Real arithmetic expression for sum of a finite real geometric sequence

Formulation 0

Let $q \in [0, 1)$ be an D4767: Unsigned real number.
Let $N \in 1, 2, 3 \ldots$ be a D5094: Positive integer.

Then \begin{equation} \sum_{n = 0}^N q^n = \frac{1 - q^{N + 1}}{1 - q} = \frac{q^{N + 1} - 1}{q - 1} \end{equation}

Formulation 1

Let $q \in [0, 1)$ be an D4767: Unsigned real number.
Let $N \in 1, 2, 3 \ldots$ be a D5094: Positive integer.

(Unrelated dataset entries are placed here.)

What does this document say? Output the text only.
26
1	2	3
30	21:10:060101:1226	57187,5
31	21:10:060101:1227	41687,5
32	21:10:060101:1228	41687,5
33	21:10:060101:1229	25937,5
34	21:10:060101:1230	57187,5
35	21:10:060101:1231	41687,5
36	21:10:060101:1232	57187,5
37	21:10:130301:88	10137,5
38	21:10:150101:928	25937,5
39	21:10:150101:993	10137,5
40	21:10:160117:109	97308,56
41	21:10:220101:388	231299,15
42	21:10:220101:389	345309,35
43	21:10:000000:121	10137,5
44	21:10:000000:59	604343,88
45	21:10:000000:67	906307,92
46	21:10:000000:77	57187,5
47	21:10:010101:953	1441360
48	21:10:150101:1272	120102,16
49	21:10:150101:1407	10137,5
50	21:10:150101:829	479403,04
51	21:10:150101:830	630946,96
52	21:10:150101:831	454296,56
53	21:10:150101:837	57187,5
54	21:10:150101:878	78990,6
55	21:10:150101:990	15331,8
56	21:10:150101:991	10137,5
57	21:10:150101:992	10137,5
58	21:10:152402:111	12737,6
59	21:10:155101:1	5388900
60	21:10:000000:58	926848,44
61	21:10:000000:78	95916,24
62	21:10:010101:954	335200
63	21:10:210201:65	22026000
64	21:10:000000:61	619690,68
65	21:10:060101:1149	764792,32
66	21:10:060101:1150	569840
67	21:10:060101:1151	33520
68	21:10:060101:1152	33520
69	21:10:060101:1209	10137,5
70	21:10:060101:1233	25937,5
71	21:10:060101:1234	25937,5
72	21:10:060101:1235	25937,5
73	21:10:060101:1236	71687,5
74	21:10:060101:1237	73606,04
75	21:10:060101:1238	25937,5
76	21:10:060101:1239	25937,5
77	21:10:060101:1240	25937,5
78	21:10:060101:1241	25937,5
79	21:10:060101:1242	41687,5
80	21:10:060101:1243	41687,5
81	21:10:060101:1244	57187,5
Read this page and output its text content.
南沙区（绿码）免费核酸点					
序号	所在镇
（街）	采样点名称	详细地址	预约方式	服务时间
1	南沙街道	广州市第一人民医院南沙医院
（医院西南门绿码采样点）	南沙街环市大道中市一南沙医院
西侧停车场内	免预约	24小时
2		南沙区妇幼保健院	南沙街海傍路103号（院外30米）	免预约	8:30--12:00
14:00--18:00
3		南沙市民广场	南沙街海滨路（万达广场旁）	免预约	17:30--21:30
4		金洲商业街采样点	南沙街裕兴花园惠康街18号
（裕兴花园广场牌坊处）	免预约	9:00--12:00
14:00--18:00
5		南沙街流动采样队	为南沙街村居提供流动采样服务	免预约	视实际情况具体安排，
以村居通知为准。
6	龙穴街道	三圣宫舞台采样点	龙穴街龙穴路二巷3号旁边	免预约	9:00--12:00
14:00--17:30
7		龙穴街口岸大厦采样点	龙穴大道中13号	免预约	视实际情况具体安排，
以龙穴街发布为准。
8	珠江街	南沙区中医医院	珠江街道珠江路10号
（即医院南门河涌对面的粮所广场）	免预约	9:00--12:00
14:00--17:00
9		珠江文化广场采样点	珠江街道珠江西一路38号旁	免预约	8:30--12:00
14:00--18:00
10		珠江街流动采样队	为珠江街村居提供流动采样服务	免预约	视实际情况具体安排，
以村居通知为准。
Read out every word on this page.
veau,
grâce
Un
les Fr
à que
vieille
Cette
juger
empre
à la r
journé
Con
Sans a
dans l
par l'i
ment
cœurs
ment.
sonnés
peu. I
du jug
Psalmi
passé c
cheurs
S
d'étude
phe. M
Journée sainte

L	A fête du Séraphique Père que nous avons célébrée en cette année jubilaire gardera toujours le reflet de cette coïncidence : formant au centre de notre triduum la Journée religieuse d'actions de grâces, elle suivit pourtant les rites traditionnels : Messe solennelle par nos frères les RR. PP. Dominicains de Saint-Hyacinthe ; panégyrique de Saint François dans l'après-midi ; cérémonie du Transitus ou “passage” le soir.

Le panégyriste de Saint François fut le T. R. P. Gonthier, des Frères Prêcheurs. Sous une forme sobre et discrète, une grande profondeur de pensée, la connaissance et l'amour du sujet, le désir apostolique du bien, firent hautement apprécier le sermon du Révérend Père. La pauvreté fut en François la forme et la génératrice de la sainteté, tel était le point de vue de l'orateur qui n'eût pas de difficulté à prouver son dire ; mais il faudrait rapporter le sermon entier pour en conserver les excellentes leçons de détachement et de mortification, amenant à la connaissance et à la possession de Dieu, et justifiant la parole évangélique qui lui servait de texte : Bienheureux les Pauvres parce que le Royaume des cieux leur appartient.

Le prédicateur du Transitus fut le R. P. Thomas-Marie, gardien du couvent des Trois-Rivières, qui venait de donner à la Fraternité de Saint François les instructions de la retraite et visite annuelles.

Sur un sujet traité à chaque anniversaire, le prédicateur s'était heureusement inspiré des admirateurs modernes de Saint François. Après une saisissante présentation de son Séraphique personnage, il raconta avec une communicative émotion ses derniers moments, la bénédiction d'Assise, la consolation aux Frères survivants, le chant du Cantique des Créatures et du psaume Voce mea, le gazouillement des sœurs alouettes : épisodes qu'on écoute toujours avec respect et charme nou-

Then \begin{equation} q^0 + q^1 + q^2 + \cdots + q^N = \frac{1 - q^{N + 1}}{1 - q} = \frac{q^{N + 1} - 1}{q - 1} \end{equation}

Proofs

Proof 0

Let $q \in [0, 1)$ be an D4767: Unsigned real number.
Let $N \in 1, 2, 3 \ldots$ be a D5094: Positive integer.

We can write \begin{equation} \begin{split} q^{N + 1} - 1 = q^{N + 1} - q^0 & = \left( \sum_{n = 1}^{N + 1} q^n \right) - \left( \sum_{n = 0}^N q^n \right) \\ & = q \left( \sum_{n = 0}^N q^n \right) - \left( \sum_{n = 0}^N q^n \right) \\ & = (q - 1) \left( \sum_{n = 0}^N q^n \right) \end{split} \end{equation} Dividing each side by the nonzero quantity $q - 1$, we then get \begin{equation} \left( \sum_{n = 0}^N q^n \right) = \frac{q^{N + 1} - 1}{q - 1} = \frac{(-1) (1 - q^{N + 1})}{(-1) (1 - q)} = \frac{1 - q^{N + 1}}{1 - q} \end{equation} $\square$